A South Korean minister has been championing blockchain-powered payments, claiming they have the power to transform the business landscape for smaller businesses in the country.

Source: Adobe/Chitsanupong

Per News1, the comment came from the country’s Minister of Small and Medium Enterprises and Startups Park Young-sun, who claimed that e-pay initiatives like Zero Pay could use powerful blockchain networks to “eliminate transaction fees” for SMEs in the country.

Park equated blockchain with the advent of chat app services like the Kakao-run KakaoTalk, which she said has successfully wiped the cost of text messaging to zero.

Using blockchain advances, she added, “bank and card fees will also be eliminated.”

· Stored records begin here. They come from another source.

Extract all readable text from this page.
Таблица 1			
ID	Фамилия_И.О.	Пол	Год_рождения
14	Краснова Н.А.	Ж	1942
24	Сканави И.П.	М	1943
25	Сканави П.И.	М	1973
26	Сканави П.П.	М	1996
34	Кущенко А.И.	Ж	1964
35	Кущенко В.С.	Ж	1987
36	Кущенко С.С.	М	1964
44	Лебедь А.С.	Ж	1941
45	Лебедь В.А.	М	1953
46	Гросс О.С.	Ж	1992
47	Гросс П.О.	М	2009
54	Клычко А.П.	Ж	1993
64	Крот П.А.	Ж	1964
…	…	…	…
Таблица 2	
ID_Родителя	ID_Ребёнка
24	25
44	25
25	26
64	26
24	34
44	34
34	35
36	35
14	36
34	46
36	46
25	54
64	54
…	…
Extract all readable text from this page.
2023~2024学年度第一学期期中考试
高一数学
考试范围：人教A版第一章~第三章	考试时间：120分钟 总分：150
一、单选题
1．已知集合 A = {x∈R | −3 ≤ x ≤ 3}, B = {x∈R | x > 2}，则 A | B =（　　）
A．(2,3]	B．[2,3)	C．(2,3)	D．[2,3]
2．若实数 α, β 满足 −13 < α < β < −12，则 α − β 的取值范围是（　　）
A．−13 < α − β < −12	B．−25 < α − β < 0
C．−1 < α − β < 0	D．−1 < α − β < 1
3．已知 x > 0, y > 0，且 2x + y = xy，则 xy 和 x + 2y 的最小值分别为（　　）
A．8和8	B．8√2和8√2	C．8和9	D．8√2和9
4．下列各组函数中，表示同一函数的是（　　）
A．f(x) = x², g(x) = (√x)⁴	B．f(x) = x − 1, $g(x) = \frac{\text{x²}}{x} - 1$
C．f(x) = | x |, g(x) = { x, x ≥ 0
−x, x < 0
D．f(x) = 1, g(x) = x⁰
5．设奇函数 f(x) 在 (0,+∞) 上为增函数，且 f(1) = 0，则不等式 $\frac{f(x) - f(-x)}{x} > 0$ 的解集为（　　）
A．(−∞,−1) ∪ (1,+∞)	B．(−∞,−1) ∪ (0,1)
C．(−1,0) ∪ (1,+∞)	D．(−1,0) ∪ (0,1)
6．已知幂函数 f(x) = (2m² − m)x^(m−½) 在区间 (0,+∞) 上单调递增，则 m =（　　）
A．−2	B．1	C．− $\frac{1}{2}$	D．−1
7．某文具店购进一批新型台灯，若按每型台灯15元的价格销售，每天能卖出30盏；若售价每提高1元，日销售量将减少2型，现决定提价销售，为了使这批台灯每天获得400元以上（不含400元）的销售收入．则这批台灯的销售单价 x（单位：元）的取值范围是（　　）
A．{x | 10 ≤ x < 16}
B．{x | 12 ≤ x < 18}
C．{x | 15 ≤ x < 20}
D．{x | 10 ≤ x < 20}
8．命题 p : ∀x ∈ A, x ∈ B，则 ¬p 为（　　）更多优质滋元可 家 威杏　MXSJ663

Zero Pay is a mobile-based payment platform that was masterminded by the Korea Financial Telecommunications & Clearings Institute and has been championed by Seoul’s city government authorities in conjunction with a number of banks and financial companies, including Kookmin Bank and Woori Bank.

It has been rolled out in the capital in what constitutes a de facto beta, and makes use of blockchain technology, although only for certain functions.

Park claimed that an important Zero Pay milestone had now been reached with KRW 1tn (USD 89.8m) worth of transactions now passing through the platform.

But new blockchain functionality – currently in the pipelines for Zero Pay – should soon allow totally commission-free, entirely blockchain-powered transactions on the network.

The minister predicted that some 2 million SME affiliates would be making use of solutions like these by 2023.

Park concluded,

“Changes to the easy payment ecosystem are coming faster than we could have possibly imagined.”